I’m finding the default sketchup aerial photos very poor quality and the Nearmap coverage isn’t great in my area (I also tried Placemaker but that wasn’t very useful).
In New Zealand, we have very high quality (and free) aerial photos and such, courtesy of the government and our space program.
Could we import this using a customised SketchUp extension? There’s info about APIs and things I don’t understand.
“WGS84 Web Mercator Quad (EPSG:3857)” sounds promising.
This also includes some fantastic resources via OpenTopography and other datasets (high-resolution contours & lidar points/mesh, building outlines, streets (with kerbs and footpaths), watercourse, soil, etc). It’s all free or “creative commons” licensed.

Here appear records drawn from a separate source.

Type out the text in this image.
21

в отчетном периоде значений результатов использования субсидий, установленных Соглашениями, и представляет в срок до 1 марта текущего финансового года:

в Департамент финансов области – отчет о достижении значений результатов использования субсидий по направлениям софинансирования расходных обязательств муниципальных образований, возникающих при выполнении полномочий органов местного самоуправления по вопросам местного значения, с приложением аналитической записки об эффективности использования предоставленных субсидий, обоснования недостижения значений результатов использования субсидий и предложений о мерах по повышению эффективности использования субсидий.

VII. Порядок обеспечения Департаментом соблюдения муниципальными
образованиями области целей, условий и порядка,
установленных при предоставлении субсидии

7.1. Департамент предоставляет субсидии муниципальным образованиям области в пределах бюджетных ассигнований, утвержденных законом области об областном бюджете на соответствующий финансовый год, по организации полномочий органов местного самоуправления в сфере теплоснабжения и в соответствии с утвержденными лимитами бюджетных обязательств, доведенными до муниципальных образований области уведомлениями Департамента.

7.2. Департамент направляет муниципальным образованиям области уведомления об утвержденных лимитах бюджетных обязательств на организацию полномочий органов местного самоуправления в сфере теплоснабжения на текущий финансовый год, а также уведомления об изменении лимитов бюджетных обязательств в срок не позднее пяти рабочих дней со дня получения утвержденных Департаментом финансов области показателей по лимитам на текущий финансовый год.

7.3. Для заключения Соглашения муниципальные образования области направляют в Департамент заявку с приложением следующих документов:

I have a hard time figuring out an efficient and accurate way to import this sort of GIS/topo data. Is there a trick to it?
There is no trick, it’s hard work. We have a simular system (PDOK) you download a massive zip file, have to install tons of programs, select what you want convert into shape files and then import them.
That’s only the topo part.
You have to be a programmer to like these kind of workflows.
They use CityJson in our parts, here’s a list of software(plugins)
I did a test where I found an area not covered by Nearmap, and I did an add location with Digital Globe, then replaced the center part with an image from that web page. There isn’t much differences in quality. The attached SKP shows the modified image, but also the original Digital Globe image.
It’s exactly the same with the Finnish National Survey free data. There is a commercial venture that does it for a fee so you can download a topo as a dxf, for instance.
Edit: can you mention the actual name for this 3d buildings layer? In the PDOK plugin I don’t see anything 3d.
In Qgis, I normally also add the kadaster layers and also drag into Qgis the GML file with the zoning rules from Ruimtelijkeplannen.nl. At the end everything is exported as dxf to SketchUp.